Chicago in the Vatican: what America’s first pope means for the Catholic church

The white smoke that billowed from the Sistine Chapel on Thursday signalled the selection of a new pope — the first from America.
Thousands of miles away in Illinois, a sense of ecstasy greeted the man previously known as Robert Prevost, who now finds himself in one of the most scrutinised and powerful positions in the world, at a time of acute turbulence.
“I am floored, gobsmacked, surprised,” said Mark Piper, a parishioner at St Barnabas Church on Chicago’s South Side. “I did not expect an American pope.”
“There’s definitely a sense of pride in the fact he’s from Chicago,” said Father Sergio Romo, pastor of St Andrew Parish, of the pontiff born and raised in America’s third-biggest city.
“Leading up to the conclave, people would ask, ‘What are the chances of an American pope?’ and I conveyed the conventional wisdom, that that was a very slim possibility,” he said. “Quite a few people are calling me and saying, ‘Oh, you were wrong!’”
Prevost’s name had been circulating in recent weeks as a possible compromise candidate to succeed Pope Francis — but betting markets had put the Chicago man’s odds at less than 1 per cent.
Pope Leo XIV, as he will be known, faces an in-tray full of challenges including the Vatican’s precarious finances and demands to protect children from sexual abuse by priests.
He will also have to steer the church through the geopolitical turmoil stemming from his native US under President Donald Trump.
The Vatican has for decades viewed the US as an ally in upholding a liberal global order in the quest for religious freedom in more authoritarian regions. But Trump’s unpredictability has stoked anxiety in the Holy See.
Cardinals have chosen a leader who, while more ideologically aligned with his predecessor Francis’s relatively progressive world view, might confront the US president.
“Once, we needed to have a pope who would speak in favour of human rights in Russia and China,” said Massimo Faggioli, a professor of theology at Villanova University, where the pontiff studied. “You now need someone who can speak truth to American power.”
Born in Chicago in 1955, Prevost carved out a career in the church soon after leaving school.

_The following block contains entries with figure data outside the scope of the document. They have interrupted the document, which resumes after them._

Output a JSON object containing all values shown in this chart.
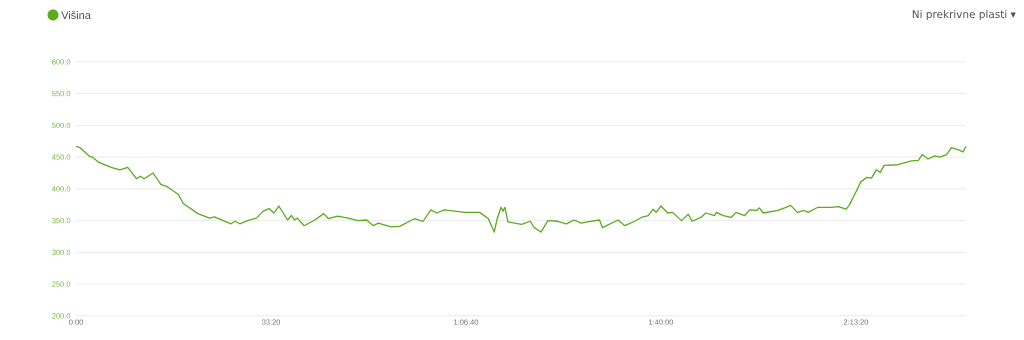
{
  "chart_data": {
    "type": "line",
    "x": [
      0,
      40,
      140,
      170,
      230,
      360,
      450,
      530,
      620,
      660,
      700,
      790,
      870,
      940,
      1050,
      1100,
      1250,
      1370,
      1420,
      1510,
      1590,
      1630,
      1680,
      1760,
      1850,
      1920,
      1980,
      2030,
      2080,
      2170,
      2210,
      2240,
      2270,
      2340,
      2450,
      2540,
      2590,
      2680,
      2790,
      2890,
      2980,
      3050,
      3100,
      3230,
      3320,
      3470,
      3560,
      3640,
      3700,
      3780,
      3990,
      4140,
      4230,
      4290,
      4320,
      4360,
      4380,
      4400,
      4430,
      4570,
      4660,
      4700,
      4770,
      4840,
      4940,
      5030,
      5110,
      5180,
      5250,
      5370,
      5400,
      5560,
      5630,
      5730,
      5800,
      5870,
      5920,
      5950,
      6000,
      6070,
      6120,
      6210,
      6280,
      6320,
      6410,
      6460,
      6550,
      6570,
      6640,
      6720,
      6770,
      6860,
      6910,
      6980,
      7010,
      7050,
      7200,
      7270,
      7330,
      7400,
      7470,
      7510,
      7610,
      7750,
      7820,
      7900,
      7930,
      7990,
      8050,
      8110,
      8160,
      8210,
      8250,
      8290,
      8430,
      8570,
      8640,
      8680,
      8740,
      8810,
      8860,
      8930,
      8980,
      9060,
      9100,
      9130
    ],
    "series": [
      {
        "name": "Višina",
        "color": "#5aab1e",
        "values": [
          467,
          465,
          451,
          450,
          442,
          434,
          430,
          434,
          416,
          420,
          416,
          425,
          407,
          403,
          391,
          377,
          361,
          354,
          356,
          350,
          345,
          349,
          345,
          350,
          354,
          365,
          369,
          362,
          373,
          351,
          358,
          351,
          354,
          342,
          351,
          361,
          353,
          357,
          354,
          350,
          351,
          342,
          346,
          340,
          341,
          353,
          349,
          367,
          362,
          367,
          363,
          363,
          353,
          332,
          353,
          371,
          365,
          371,
          348,
          344,
          349,
          339,
          332,
          350,
          349,
          345,
          351,
          346,
          348,
          351,
          339,
          351,
          342,
          349,
          355,
          358,
          368,
          363,
          373,
          362,
          363,
          350,
          360,
          349,
          355,
          362,
          358,
          363,
          358,
          355,
          363,
          358,
          367,
          366,
          370,
          362,
          366,
          370,
          374,
          363,
          366,
          363,
          371,
          371,
          372,
          368,
          374,
          392,
          411,
          418,
          417,
          430,
          426,
          437,
          438,
          444,
          445,
          454,
          447,
          452,
          450,
          454,
          465,
          461,
          458,
          467
        ]
      }
    ],
    "xlim": [
      0,
      9130
    ],
    "ylim": [
      200,
      600
    ],
    "xticks": [
      {
        "value": 0,
        "label": "0:00"
      },
      {
        "value": 2000,
        "label": "33:20"
      },
      {
        "value": 4000,
        "label": "1:06:40"
      },
      {
        "value": 6000,
        "label": "1:40:00"
      },
      {
        "value": 8000,
        "label": "2:13:20"
      }
    ],
    "yticks": [
      {
        "value": 200,
        "label": "200.0"
      },
      {
        "value": 250,
        "label": "250.0"
      },
      {
        "value": 300,
        "label": "300.0"
      },
      {
        "value": 350,
        "label": "350.0"
      },
      {
        "value": 400,
        "label": "400.0"
      },
      {
        "value": 450,
        "label": "450.0"
      },
      {
        "value": 500,
        "label": "500.0"
      },
      {
        "value": 550,
        "label": "550.0"
      },
      {
        "value": 600,
        "label": "600.0"
      }
    ],
    "grid": "y",
    "legend": "top left",
    "marker": "none",
    "line_style": "solid",
    "annotations": [
      "Ni prekrivne plasti ▾"
    ]
  }
}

He studied mathematics at Villanova before going on to join the Order of St Augustine and being ordained as a priest at the age of 26.
His formative years were spent in Peru, where he worked for more than a decade in the archdiocese of Trujillo. Prevost moved up the ranks of a local church whose bishops were split between leftists, heavily influenced by Latin America’s liberation theology, and arch-conservatives with close ties to Opus Dei.
Prevost returned to Peru as a bishop from 2015 to 2023. There, he said in Spanish in his first speech as pope on Thursday, “a faithful people have accompanied their bishop and shared his faith”.
“He chose to be one of us, to live among us and to carry in his heart the faith, the culture and the dreams of this nation,” Peru’s president Dina Boluarte said in a televised speech on Thursday.
Prevost had caught the eye of Pope Francis, who appointed him as a bishop in 2015 and quickly promoted him. The Argentine pontiff summoned him to Rome in 2023 to head the powerful dicastery for bishop appointments — a job that allowed him to build networks across the global Catholic leadership.

Yet Prevost’s surprise ascension to the church’s top job — and leader of the world’s 1.4bn Catholics — has left onlookers trying to get to grips with his core beliefs and searching for clues to his leadership style.
His selection of the name Leo suggests Prevost will continue in the progressive vein of his predecessor. Leo XIII, pope at the turn of the 20th century, was the author of the Rerum Novarum encyclical letter, often considered the first step in the Catholic Church’s gradual acceptance of political modernity, and included a Christian defence of workers rights.
“He went all the way back to 1900 and picked Leo XIII,” said Greg Pierce, the publisher of ACTA Publications in Chicago. “That’s going to send a message to Donald Trump and his friends . . . This pope is not going to roll over for some kind of return to the old ways.”
But the new pontiff is also a member of the Augustinian order, which tends to espouse more traditional theological views.
“The conclave was torn, but Prevost was tolerable to both sides — the conservative and progressive champions,” said David Deane, who teaches Christian doctrine at the Atlantic School of Theology in Halifax, Canada.
“On the one hand he’s a critic of Trump and [US vice-president JD] Vance and their approach to immigration. He’s a defender of minorities, a supporter of the synodal way, and the environment. But he’s also been opposed to women deacons and priests, he’s a hardliner on abortion and is opposed to ‘gender ideology’.”

John Allen Jr, editor of the independent Catholic news website Crux, said the new pope would have a tightrope to walk between defending Catholic social teaching and keeping Washington and its influential “Maga” Catholics onside.
Pope Leo would have to “navigate between clearly defending” his values without damaging his relationship with the US government, Allen said.
“If you want to get anything done you have to work with them,” he added. “That will be an extraordinary delicate balance to strike.”